Wall Street analysts cut their price targets on shares of Activision Blizzard (ATVI) on Wednesday after the video game publisher delivered a sobering fourth-quarter report. But Activision stock surged as the company pledged to cut underperforming games and reinvest in its key franchises.
Activision stock jumped 7% to 44.57 on the stock market today.
Late Tuesday, the Santa Monica, Calif.-based company said it earned an adjusted $1.29 a share on net bookings of $2.84 billion in the December quarter. It matched analyst estimates for earnings, but missed Wall Street’s sales target for sales of $3.04 billion. On a year-over-year basis, earnings per share jumped 37% while sales climbed 8%.
Activision’s guidance was weak for the current quarter and full year.
Activision Earnings Guidance Misses Views
For the first quarter, Activision expects to earn an adjusted 20 cents a share on net bookings of $1.18 billion. Wall Street had forecast Activision earnings of 48 cents on sales of $1.49 billion.
For the full year, Activision guided to adjusted earnings of $2.10 a share on net bookings of $6.3 billion. Analysts were looking for Activision earnings of $2.58 a share on sales of $7.3 billion.
Activision announced plans to increase investment this year in its top franchises: “Call of Duty,” “Candy Crush,” “Overwatch,” “World of Warcraft,” “Hearthstone” and “Diablo.” At the same time, it will cut initiatives that aren’t meeting expectations.
Activision plans to cut about 8% of its workforce as part of a restructuring effort. Based on a reported staff of 9,600, about 770 Activision employees could be out of a job in the coming months.
More than a dozen Wall Street analysts cut their price targets on Activision stock after the company’s earnings report.
Free-To-Play Games Present Growing Threat
Baird analyst Colin Sebastian reiterated his outperform rating on Activision stock, but cut his price target to 58 from 69.
Activision faces a competitive threat from free-to-play online games, such as “Fortnite” from Epic Games and “Apex Legends” from Electronic Arts (EA), he said. Publishers make money on free-to-play games by selling digital extras, such as character costumes and weapons.

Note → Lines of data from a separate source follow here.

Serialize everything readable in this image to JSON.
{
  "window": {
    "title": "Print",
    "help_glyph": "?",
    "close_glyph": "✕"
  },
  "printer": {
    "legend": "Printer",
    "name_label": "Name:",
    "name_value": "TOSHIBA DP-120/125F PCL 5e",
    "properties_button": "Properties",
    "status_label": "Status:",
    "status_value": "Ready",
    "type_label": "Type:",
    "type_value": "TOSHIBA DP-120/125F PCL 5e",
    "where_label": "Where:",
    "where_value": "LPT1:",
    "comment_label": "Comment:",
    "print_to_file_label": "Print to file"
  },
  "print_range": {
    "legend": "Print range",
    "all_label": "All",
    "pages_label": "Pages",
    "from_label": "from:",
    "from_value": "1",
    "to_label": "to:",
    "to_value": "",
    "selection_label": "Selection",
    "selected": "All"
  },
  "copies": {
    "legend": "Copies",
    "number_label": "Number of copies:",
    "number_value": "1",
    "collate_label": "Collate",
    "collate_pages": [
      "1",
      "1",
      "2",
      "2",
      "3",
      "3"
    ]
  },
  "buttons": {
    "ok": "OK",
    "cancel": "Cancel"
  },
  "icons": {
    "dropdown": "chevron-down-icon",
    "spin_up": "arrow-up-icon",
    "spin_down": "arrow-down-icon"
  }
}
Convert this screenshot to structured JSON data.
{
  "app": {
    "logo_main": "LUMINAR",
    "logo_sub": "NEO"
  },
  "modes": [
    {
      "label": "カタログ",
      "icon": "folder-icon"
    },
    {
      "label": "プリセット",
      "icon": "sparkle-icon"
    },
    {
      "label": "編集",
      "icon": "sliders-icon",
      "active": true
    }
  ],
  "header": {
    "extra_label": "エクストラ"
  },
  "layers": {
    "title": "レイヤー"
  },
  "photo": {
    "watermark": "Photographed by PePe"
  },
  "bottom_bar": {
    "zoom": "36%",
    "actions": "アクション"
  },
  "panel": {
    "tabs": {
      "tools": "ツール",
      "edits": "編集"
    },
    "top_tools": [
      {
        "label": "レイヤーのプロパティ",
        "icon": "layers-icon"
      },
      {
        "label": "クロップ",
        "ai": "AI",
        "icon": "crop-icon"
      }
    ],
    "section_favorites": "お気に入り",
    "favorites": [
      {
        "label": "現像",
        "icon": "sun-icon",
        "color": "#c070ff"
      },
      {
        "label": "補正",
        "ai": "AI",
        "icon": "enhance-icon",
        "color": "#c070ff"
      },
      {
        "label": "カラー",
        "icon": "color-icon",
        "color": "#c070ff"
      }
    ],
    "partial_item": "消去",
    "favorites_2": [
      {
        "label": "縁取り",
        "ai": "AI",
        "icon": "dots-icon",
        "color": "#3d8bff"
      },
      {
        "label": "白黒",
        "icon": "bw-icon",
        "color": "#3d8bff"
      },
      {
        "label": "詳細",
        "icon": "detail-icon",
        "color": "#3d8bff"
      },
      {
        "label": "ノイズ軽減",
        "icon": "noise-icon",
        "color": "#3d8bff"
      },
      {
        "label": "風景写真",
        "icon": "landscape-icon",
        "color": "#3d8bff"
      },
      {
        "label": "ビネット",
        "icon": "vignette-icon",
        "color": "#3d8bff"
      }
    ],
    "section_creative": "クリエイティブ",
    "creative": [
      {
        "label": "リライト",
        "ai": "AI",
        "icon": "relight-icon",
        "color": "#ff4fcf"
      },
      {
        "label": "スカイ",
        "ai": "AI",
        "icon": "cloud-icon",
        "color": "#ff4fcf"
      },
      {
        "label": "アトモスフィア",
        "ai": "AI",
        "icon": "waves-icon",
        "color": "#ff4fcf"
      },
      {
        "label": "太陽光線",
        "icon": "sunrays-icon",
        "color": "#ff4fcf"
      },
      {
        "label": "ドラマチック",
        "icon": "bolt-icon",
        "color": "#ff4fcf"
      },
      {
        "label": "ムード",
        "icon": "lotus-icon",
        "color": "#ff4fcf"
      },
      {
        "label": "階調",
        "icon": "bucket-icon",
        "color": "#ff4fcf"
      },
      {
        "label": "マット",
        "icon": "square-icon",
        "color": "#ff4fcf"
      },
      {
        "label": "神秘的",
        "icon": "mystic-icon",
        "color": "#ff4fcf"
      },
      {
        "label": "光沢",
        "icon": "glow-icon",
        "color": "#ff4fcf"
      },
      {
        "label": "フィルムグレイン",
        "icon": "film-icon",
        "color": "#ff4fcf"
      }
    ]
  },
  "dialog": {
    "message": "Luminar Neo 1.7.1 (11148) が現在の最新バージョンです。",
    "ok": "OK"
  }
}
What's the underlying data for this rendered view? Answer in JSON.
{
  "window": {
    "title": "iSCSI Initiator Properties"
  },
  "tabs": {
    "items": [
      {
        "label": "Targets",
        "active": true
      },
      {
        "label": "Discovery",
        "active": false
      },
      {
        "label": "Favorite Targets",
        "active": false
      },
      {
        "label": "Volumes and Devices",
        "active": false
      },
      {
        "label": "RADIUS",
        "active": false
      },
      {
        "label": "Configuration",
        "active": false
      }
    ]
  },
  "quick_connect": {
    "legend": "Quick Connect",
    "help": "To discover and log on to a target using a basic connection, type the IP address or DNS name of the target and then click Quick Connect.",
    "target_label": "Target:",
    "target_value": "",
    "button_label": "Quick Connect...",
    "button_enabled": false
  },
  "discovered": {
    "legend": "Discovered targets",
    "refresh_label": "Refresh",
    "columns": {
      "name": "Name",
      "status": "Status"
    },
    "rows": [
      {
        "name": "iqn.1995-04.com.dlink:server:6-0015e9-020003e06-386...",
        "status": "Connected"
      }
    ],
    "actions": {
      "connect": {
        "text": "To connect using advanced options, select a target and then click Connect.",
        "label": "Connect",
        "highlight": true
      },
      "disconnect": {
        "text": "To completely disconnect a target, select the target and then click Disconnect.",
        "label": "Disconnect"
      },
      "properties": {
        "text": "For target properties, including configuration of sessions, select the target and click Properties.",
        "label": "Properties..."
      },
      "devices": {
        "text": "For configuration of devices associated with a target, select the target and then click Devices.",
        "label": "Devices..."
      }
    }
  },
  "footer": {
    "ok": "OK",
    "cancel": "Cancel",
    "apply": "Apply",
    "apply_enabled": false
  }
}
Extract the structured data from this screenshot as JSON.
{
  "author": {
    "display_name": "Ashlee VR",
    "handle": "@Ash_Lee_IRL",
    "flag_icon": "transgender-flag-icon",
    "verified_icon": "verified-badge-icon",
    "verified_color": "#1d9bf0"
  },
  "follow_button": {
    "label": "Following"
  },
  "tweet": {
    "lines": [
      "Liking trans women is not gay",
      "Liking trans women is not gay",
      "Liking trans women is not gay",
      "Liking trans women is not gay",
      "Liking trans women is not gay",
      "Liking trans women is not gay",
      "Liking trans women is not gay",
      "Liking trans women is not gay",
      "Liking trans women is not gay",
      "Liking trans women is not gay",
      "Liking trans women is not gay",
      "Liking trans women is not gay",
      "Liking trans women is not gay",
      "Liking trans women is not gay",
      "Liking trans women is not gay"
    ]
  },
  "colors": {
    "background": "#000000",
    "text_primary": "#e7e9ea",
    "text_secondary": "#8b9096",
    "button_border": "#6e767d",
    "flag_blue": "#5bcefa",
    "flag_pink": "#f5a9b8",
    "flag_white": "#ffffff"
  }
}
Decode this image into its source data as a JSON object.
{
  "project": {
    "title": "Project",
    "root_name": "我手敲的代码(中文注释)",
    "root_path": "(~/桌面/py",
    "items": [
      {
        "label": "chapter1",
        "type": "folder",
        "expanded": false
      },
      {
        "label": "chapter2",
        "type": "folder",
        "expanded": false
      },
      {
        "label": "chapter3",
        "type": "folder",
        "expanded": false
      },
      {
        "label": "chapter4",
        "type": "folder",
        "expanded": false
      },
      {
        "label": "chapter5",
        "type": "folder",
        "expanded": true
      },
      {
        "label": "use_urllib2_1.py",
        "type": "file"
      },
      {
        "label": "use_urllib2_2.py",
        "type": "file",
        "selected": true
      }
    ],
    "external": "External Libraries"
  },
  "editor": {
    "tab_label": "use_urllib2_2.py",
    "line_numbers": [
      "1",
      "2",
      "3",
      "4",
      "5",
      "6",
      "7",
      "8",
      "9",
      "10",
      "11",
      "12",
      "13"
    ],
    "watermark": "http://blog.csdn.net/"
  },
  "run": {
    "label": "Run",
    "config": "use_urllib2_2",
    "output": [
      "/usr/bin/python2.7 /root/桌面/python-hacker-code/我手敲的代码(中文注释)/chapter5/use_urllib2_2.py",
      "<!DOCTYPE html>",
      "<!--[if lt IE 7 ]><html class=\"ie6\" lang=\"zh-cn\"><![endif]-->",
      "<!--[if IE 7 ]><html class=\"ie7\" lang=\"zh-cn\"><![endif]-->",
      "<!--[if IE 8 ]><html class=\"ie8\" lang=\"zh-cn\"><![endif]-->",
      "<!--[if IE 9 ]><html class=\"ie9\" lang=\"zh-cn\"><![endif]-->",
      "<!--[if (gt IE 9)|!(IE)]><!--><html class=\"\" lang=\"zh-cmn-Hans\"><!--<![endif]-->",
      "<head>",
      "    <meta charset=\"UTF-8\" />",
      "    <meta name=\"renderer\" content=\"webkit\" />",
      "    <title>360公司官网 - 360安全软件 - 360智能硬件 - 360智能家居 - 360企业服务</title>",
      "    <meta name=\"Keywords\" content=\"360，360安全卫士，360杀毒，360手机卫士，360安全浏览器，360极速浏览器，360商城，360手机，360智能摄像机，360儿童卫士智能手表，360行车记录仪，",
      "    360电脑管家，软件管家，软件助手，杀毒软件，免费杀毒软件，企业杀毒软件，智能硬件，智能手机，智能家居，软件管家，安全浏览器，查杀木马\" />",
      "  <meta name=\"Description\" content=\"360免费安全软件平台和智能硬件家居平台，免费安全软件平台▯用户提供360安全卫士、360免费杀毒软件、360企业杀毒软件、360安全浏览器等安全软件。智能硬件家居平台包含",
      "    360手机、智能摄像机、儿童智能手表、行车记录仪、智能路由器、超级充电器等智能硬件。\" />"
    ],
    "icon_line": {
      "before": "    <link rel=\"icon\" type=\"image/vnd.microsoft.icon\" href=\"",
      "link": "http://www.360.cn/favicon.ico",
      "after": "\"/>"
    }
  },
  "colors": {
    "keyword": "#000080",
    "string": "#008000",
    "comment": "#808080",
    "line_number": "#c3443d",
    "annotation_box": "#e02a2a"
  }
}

Jefferies analyst Timothy O’Shea said the top worry investors have about Activision stock is the impact of free-to-play games.
“It becomes increasingly difficult to convince gamers to pay $60 when high-quality competitive offerings are free,” he said in a report to clients. “We believe it is inevitable more free games will arrive, and our No. 1 prediction for 2019 is that Activision will announce a free-to-play game.”
Activision’s “Overwatch” and “Call of Duty: Blackout” are the most likely candidates to go the free-to-play route, he said. O’Shea rates Activision stock as buy with a price target of 60.